Dizilerin Psikolojik Etkisi

Kış aylarının gelmesiyle birlikte, bireylerin ev dışında geçirdikleri süre azalmaktadır, sosyalleşme daha çok ev ve kapalı ortamlarda  gerçekleşirken; kış aylarında, yaz aylarına göre   televizyon  kullanım sürelerinin arttığını gözlemliyoruz. Televizyonda; haberler, diziler ve yarışmalar daha çok tercih ediliyor. Özellikle diziler, izleyici kitlesini  her bölüm kendisine daha çok bağlanmasını  ve kişilerin bir sonraki bölüm için heyecanla ve merakla beklemesini sağlıyor.

Bu noktada diziler hayatımızın önemli bir parçasını kaplıyorken, bizlere olan etkisine biraz değinmek istiyorum.

Her dizinin kendi içinde elbette bir kurgusu var, her biri ayrı hikayelere değiniyor, hatta bazıları gerçek hayattan birer kesit sunuyor bizlere. Bazen bir sahneyi izlerken kendi hayatımızda deneyimlediğimiz bir duyguyu hatırlatıyor, ‘işte ben de aynısını yaşamıştım’ diyoruz hatta yalnız olmadığımızı hissettiren bir duygu kaplıyor içimizi, iyi hissediyoruz  ve sonrasında o dizi hayatımızın önemli bir parçası haline geliyor. O kadar alışıyoruz ki, o dizinin olduğu gün ve saatte başka bir plan yapmıyoruz, evdeki diğer bireyler başka bir kanalı izlemek istese, kesinlikle karşı çıkıyoruz hatta bağımlı hale geldiğimiz sosyal medya siteleri ile bile ilgilenmiyoruz. Bize iyi gelen, kendimizi yakın hissettiğimiz dizi, verdiği mesajlar ile aslında hayat görüşümüze belki de inançlarımıza iyi geliyor, bizi destekliyor ve bu yüzden sempati duyuyoruz. Bağlandığımız noktada bir şey karşımıza çıkıyor; karakter  ve öyküleri gerçekten ‘gerçek’ sanıyoruz.

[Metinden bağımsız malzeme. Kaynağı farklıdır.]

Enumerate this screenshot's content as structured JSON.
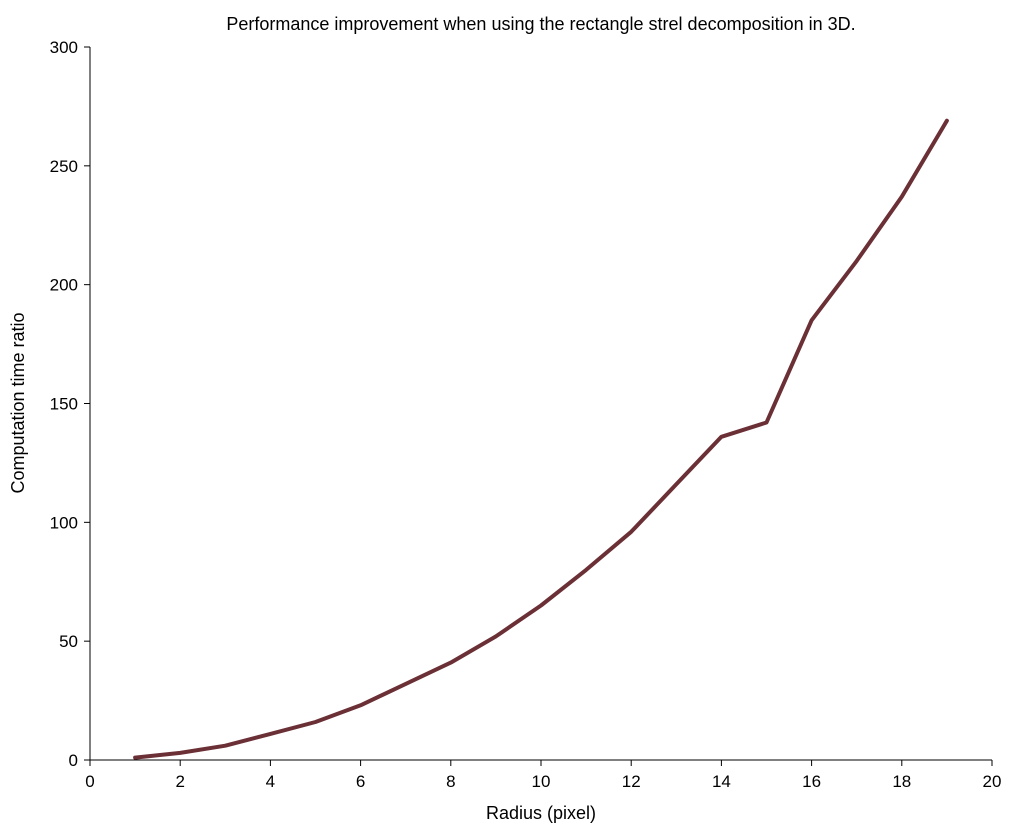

Dizilerde resmedilen hayatları biz yaşasak nasıl olur diye düşünürken buluyoruz kendimizi..

Dizideki karakterlerin görünüşleri, kıyafet seçimleri, aksesuarları, ev ,araba modelleri kısacası resmedilen lüks hayatlar, diziye sempati duyan izleyicileri aslında bu hayatı yaşamak isteyip de yaşamayacağı gerçeğiyle yüzleştiriyor ,bu yüzleşme ile bazı bireyler başa çıkmakta ciddi zorlanıyorlar, zorlanan  birey ise  kendisini çaresiz, ümitsiz ve mutsuz hissedebiliyor.

Kimi bireylerde ise özellikle konu bir aşk dizisi ise; dizideki aşkı konu alan çiftin ilişkisine  bakarak kendi ilişkilerini yorumlama eğilimi gösteriyorlar. Dizideki çiftlerden biri özellikle erkeğin yaptığı süprizler, genellikle izleyici bayanların partnerlerinden beklentisi haline gelebiliyor. Bir çift izleyicisi ,dizideki ilişkide kendilerine göre hatalı yönleri savunabiliyor bazen bu kendi sorunları bile olabiliyor. Yani izleyen çift, kendi sorunlarını ya da partnerinde hoşlanmadığı yönleri dizi aracılığı ile dile getirebiliyor.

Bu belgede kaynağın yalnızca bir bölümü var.